У каждого арестанта были в толпе родственники, которые просили за него, плакали по нем или называли его самыми нежными именами. Только о Ибарре никто не сокрушался: даже Ньор Хуан и школьный учитель исчезли.
— Что вам сделали мой муж и мой сын? — с плачем говорила Ибарре Дорай. — Взгляните на моего бедного сына! Вы его лишили отца.
Скорбь уступила место гневу. Все родственники пострадавших обрушились на юношу, упрекая его в том, что он — зачинщик мятежа. Альферес приказал увести заключенных.
— Ты трус! — кричала Ибарре теща Андонга. — Когда другие дрались за тебя, ты прятался, трус!
— Будь проклят! — сказал ему вслед какой-то старик. — Будь проклято золото, накопленное твоей семьей, чтобы нарушить нашу мирную жизнь! Проклятый! Проклятый!
— Чтоб тебя повесили, еретик! — кричала родственница Альбино; в неистовой ярости она схватила камень и швырнула его в Ибарру.
Ее примеру тут же последовали другие, и на несчастного юношу посыпался град камней и комьев земли.
Ибарра сохранял спокойствие; без возмущения, без жалоб сносил он справедливый гнев этих обезумевших от горя людей. Таково было напутствие, прощальное слово его города, где оставалось все, что было дорого его сердцу. Он опустил голову. Быть может, ему вспомнился человек, которого били на улицах Манилы, и старуха, упавшая замертво при виде головы своего сына; или, быть может, история Элиаса пронеслась в этот миг перед его глазами.

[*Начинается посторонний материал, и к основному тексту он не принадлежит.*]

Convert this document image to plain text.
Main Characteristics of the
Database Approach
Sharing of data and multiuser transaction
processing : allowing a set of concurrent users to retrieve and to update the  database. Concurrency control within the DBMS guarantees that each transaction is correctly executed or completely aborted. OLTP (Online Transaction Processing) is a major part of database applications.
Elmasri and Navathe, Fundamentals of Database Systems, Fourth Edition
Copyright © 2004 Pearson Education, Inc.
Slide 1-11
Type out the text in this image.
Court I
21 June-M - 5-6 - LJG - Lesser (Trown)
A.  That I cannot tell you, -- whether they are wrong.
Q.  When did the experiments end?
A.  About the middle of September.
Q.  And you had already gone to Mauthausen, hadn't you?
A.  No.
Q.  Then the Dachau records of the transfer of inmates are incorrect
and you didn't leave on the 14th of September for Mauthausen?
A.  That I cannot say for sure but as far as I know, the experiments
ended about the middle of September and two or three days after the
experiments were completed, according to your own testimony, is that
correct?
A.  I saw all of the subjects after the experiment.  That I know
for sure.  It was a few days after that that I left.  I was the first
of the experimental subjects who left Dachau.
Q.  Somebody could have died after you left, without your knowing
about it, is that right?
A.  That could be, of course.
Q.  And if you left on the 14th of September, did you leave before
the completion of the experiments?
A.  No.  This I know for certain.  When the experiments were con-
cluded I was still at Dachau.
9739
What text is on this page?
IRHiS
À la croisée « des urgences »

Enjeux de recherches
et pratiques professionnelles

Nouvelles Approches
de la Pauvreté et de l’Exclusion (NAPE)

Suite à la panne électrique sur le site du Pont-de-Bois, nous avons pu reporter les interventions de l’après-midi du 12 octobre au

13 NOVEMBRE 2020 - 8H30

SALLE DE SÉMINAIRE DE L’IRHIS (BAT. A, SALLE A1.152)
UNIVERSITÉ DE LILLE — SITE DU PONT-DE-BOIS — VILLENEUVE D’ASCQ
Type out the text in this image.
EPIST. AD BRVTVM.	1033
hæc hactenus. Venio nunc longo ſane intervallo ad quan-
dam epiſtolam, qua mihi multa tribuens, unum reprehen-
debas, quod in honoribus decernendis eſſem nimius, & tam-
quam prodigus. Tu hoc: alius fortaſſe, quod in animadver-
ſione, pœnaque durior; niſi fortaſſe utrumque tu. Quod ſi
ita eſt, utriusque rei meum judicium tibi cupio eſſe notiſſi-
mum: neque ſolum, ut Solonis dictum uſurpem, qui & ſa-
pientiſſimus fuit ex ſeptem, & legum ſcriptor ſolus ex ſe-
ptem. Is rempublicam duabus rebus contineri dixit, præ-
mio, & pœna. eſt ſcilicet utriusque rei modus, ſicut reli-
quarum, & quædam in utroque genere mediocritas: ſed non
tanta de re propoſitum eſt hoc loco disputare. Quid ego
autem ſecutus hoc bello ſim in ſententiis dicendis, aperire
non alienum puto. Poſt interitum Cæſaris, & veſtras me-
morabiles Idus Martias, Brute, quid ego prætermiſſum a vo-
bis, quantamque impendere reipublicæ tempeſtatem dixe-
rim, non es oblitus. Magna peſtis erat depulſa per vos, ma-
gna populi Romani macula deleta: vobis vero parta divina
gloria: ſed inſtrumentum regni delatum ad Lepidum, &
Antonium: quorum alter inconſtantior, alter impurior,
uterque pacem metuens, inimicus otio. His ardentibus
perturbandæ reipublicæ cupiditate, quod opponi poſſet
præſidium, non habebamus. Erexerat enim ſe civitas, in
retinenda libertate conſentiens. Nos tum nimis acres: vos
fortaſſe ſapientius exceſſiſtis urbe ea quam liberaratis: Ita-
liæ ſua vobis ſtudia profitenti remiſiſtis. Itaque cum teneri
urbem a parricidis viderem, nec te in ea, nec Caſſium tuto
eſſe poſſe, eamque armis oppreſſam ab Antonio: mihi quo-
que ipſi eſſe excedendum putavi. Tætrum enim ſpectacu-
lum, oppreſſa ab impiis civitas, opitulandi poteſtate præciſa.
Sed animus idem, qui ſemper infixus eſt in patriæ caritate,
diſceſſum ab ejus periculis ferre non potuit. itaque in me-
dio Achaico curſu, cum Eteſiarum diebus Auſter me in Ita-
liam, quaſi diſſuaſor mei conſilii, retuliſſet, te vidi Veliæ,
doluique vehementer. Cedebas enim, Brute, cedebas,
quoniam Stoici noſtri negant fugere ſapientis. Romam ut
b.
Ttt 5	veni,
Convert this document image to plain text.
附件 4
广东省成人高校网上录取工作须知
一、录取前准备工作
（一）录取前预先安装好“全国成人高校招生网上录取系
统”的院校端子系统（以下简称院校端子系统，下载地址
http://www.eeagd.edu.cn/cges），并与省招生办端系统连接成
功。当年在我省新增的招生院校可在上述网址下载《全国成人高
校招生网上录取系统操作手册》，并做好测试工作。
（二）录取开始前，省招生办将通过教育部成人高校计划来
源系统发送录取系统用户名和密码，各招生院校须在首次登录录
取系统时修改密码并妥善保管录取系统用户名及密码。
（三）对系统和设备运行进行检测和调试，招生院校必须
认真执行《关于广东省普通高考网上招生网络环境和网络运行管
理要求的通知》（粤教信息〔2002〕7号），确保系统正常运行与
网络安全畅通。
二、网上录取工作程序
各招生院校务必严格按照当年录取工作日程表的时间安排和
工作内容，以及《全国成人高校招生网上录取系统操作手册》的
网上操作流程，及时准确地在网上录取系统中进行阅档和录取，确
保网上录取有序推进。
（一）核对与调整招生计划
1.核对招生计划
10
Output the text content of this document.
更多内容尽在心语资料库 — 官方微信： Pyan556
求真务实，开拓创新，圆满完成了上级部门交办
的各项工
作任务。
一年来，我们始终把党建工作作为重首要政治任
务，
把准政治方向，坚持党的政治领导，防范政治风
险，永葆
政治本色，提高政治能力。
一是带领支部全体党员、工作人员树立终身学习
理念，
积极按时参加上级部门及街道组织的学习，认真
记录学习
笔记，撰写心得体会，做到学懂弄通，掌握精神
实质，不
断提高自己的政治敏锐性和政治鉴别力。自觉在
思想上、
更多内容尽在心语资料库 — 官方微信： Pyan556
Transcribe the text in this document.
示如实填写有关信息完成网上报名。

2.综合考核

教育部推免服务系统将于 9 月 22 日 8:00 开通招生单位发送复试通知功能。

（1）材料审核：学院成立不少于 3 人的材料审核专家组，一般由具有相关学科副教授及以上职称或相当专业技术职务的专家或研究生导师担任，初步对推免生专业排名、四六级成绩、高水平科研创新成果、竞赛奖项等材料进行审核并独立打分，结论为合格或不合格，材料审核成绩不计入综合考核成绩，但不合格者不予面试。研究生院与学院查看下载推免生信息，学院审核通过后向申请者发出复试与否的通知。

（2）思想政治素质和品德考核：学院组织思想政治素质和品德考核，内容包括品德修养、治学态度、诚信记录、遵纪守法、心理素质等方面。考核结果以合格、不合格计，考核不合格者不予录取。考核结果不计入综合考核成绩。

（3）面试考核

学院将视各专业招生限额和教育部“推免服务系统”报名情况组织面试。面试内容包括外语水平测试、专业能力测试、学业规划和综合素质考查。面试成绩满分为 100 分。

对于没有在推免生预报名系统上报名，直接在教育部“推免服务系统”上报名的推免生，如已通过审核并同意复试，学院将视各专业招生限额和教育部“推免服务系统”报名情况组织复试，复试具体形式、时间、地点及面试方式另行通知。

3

Альферес распорядился отогнать толпу, но камни и оскорбления по-прежнему сыпались со всех сторон. Одна только мать не мстила Ибарре за свои страдания: это была капитанша Мария. Сжав губы, неподвижно, молча глядела она полными слез глазами, как увозят обоих ее сыновей, — истинная Ниобея, окаменевшая в немом горе[176].
Повозка удалялась. Кое-где на ее пути раскрывались окна; больше всего сочувствовали юноше чужие или попросту любопытные люди. Все его друзья попрятались, даже сам капитан Басилио, строго-настрого запретивший своей дочери Синанг оплакивать его несчастную судьбу.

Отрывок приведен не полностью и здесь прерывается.